Quand quelqu'un de notre entourage perd un·e proche, les premières heures comptent. Un message court et juste, envoyé dans les 24-48 h après l'annonce du décès, signale votre présence sans encombrer. Voici 18 modèles classés selon le lien (proche du destinataire, du défunt, ou les deux) et selon le canal (WhatsApp, SMS, mail, carte papier).
Le principe : court, sincère, sans cliché
Ce que les personnes en deuil retiennent n'est pas la longueur du message. C'est la sincérité — souvent perceptible en trois lignes — et la présence dans la durée qui suit. Un message qui essaie d'expliquer ou de consoler avec des phrases toutes faites pèse plus qu'il n'aide.
Trois règles avant d'écrire :
- Nommer le défunt par son prénom quand vous le connaissiez
- Reconnaître la perte sans la minimiser
- Proposer du concret si vous êtes proche, ou signaler votre pensée si vous l'êtes moins
Modèles pour un message court (SMS, WhatsApp)
Pour un·e collègue ou connaissance qui vient de perdre un·e proche
« Je viens d'apprendre la nouvelle pour [prénom du défunt]. Je tenais à te dire que je pense à toi. Prends le temps qu'il te faut. »

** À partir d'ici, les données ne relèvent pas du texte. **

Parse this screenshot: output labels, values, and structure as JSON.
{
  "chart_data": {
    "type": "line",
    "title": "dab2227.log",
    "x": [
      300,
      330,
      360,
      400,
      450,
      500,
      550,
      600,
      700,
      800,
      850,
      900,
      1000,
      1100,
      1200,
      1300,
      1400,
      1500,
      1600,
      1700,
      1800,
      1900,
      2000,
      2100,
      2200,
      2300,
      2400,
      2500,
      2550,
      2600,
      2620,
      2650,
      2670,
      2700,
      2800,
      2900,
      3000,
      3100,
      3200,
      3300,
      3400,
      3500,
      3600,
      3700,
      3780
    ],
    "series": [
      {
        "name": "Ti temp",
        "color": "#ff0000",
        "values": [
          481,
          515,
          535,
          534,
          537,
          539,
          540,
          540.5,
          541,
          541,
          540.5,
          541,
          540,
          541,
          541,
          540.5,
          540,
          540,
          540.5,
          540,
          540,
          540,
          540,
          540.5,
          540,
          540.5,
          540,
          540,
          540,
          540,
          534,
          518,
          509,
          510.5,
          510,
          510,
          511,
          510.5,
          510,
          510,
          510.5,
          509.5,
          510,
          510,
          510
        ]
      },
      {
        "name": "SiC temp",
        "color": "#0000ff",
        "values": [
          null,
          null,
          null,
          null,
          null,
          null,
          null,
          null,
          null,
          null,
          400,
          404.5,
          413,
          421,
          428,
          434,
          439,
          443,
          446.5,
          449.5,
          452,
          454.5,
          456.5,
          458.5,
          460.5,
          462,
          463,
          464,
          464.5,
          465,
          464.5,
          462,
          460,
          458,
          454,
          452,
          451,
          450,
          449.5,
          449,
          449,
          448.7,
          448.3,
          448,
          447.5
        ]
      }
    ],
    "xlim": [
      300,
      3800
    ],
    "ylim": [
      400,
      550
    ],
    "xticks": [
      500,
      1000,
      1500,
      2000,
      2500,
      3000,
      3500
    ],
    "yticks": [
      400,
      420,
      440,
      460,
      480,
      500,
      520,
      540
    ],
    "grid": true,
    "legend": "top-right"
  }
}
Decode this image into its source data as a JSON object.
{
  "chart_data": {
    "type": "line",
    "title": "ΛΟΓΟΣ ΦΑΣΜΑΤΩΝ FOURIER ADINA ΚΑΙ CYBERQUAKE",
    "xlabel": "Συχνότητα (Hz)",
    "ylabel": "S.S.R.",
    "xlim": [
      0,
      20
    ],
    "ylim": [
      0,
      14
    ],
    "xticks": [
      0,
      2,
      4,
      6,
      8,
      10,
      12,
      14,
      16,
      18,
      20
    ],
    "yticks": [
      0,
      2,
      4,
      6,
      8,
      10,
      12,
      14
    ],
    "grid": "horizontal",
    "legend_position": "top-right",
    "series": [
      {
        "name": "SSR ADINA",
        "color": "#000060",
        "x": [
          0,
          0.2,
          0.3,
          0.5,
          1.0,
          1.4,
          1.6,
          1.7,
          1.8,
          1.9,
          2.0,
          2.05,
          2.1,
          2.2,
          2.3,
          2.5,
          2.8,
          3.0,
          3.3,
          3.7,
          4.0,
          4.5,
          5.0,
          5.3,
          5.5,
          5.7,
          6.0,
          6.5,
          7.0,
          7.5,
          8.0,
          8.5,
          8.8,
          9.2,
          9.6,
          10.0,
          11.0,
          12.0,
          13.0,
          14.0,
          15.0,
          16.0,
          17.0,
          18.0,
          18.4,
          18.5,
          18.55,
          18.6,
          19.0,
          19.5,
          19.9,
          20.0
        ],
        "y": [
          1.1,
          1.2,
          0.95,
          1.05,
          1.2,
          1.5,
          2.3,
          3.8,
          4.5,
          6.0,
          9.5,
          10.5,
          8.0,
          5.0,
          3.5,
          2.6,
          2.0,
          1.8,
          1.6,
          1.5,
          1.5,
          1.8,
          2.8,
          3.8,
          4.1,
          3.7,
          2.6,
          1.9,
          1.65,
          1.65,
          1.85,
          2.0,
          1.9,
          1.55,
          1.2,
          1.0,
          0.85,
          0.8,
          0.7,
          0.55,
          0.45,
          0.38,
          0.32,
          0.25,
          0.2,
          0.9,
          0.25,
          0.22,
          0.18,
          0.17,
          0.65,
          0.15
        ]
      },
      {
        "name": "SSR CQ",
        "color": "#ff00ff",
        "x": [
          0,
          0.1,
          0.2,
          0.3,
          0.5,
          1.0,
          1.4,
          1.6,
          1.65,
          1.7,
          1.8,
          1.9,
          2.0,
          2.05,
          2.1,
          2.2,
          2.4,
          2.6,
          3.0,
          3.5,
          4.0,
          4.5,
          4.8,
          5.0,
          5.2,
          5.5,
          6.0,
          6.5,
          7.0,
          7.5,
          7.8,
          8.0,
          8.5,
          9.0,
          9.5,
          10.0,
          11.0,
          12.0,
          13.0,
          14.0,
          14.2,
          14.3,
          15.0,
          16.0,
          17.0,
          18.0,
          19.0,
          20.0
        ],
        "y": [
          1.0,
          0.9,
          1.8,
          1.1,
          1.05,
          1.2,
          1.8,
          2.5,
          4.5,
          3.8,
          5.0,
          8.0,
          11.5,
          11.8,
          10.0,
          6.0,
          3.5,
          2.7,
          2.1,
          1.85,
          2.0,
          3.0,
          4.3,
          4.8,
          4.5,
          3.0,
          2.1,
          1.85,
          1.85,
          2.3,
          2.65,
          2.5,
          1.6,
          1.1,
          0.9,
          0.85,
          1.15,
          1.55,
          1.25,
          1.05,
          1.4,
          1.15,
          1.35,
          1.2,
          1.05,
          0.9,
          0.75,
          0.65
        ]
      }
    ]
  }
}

« Je suis triste d'apprendre ce qui t'arrive. Je n'ai pas les mots, mais je suis là. »
« Tellement désolé·e d'apprendre pour [prénom]. Pense à toi et à ta famille. »
Pour un·e ami·e proche
« Je viens d'apprendre pour [prénom]. Je n'ai pas les mots justes mais je suis là pour toi. Je t'appelle ce soir si tu veux, ou je passe demain — dis-moi simplement ce dont tu as besoin. »
« C'est tellement injuste. Je t'embrasse fort. Je passe te voir cette semaine, on ne se parlera de rien si tu préfères. »
« Je pense à toi depuis ce matin. Je suis avec toi par la pensée à chaque heure. Je viens samedi avec à manger pour que tu n'aies rien à préparer. »
Modèles pour un message de condoléances par mail
Pour quelqu'un que vous connaissez peu (relation pro, voisin·e)
*« Bonjour [prénom],
J'ai appris la nouvelle du décès de [prénom du défunt], et je tenais à vous présenter mes condoléances. Je n'ai pas eu la chance de bien connaître [prénom du défunt], mais je sais combien iel comptait pour vous.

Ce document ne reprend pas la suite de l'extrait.